German shipping giant Hapag-Lloyd has abandoned plans to reinstate a Suez Canal routing for its India-US East Coast TPI service after failing to secure customer support due to insurance concerns, reports London's S&P Global.
Expeditors International, the carrier's largest freight forwarder for India-US volumes, raised concerns over terrorism and war-risk liabilities associated with Red Sea transits. A Hapag-Lloyd India executive noted that many shippers were unwilling to sign letters of intent that required them to absorb these risks.
The company stated that no timeline has been set for a potential Suez return, emphasizing that stability and tangible progress are necessary before vessels can resume transits. Expeditors moves approximately 400 TEU per week on the TPI, making its support critical.
Other forwarders, including DSV, Kuehne + Nagel, and CH Robinson, have indicated a willingness to support a Suez return; however, insurance exposure remains a significant sticking point. US retailer Costco is among the buyers hesitant to commit cargo for this route.

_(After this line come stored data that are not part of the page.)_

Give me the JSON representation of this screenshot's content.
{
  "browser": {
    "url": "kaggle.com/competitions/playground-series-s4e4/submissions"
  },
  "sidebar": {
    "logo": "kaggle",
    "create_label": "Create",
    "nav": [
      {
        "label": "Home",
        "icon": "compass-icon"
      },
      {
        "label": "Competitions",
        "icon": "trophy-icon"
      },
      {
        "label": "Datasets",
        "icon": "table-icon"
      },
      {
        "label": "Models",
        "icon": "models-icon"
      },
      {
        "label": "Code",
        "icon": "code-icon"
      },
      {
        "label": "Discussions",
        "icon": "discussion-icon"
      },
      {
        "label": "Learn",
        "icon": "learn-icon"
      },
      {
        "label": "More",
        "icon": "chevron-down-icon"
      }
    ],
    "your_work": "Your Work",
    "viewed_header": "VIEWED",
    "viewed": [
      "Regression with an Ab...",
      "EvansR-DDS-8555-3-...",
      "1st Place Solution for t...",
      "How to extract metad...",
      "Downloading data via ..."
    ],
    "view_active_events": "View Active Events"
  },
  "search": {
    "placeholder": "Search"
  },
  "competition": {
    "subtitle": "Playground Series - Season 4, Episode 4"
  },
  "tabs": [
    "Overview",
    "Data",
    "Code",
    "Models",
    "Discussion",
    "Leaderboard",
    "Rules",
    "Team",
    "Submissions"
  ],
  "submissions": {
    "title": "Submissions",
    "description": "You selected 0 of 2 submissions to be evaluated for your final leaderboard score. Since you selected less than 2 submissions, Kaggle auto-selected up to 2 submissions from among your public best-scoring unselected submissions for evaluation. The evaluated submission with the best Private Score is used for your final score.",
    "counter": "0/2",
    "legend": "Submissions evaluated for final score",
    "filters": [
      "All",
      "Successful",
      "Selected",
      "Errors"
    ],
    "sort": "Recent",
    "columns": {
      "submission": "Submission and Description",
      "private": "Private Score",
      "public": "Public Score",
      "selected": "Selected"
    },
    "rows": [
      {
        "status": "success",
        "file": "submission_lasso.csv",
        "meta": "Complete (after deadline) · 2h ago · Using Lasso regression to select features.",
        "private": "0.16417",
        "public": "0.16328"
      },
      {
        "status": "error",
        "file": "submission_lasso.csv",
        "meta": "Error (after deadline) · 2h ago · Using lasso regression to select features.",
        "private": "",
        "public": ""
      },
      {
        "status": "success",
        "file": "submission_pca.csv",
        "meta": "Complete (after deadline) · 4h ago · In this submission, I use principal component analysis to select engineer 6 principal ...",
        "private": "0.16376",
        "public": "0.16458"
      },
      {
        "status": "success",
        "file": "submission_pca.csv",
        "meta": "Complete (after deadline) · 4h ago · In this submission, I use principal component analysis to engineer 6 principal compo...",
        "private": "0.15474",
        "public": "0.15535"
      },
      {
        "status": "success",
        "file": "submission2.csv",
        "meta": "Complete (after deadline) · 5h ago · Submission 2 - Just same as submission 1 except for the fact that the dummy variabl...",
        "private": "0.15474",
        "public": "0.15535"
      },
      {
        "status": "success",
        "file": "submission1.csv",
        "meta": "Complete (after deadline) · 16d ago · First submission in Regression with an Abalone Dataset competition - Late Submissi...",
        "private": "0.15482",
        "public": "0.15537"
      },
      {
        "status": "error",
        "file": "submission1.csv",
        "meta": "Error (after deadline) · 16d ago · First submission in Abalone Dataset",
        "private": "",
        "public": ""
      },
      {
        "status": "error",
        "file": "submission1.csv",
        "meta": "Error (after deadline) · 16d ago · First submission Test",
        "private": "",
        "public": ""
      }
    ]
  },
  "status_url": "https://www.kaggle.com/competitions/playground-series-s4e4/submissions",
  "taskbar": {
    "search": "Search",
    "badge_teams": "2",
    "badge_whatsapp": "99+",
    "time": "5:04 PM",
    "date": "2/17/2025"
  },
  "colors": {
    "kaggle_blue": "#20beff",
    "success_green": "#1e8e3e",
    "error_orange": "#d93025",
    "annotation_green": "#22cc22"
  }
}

Hapag-Lloyd handled 303,500 TEU from India to the US through November, representing about 23 percent of the 1.3 million TEU market.
Carriers continue to divert around southern Africa amid an unsettled ceasefire between Israel and Hamas. The Premier Alliance's 2026 network avoids the Red Sea, while Ocean Network Express plans a tentative return under a slot charter deal.
CMA CGM plans to resume a Suez rotation for its Indamex service in January, with the CMA CGM Verdi scheduled to depart Nhava Sheva on January 18 and transit the canal on February 8. The French line aims for a full Suez rotation by the second quarter of 2026.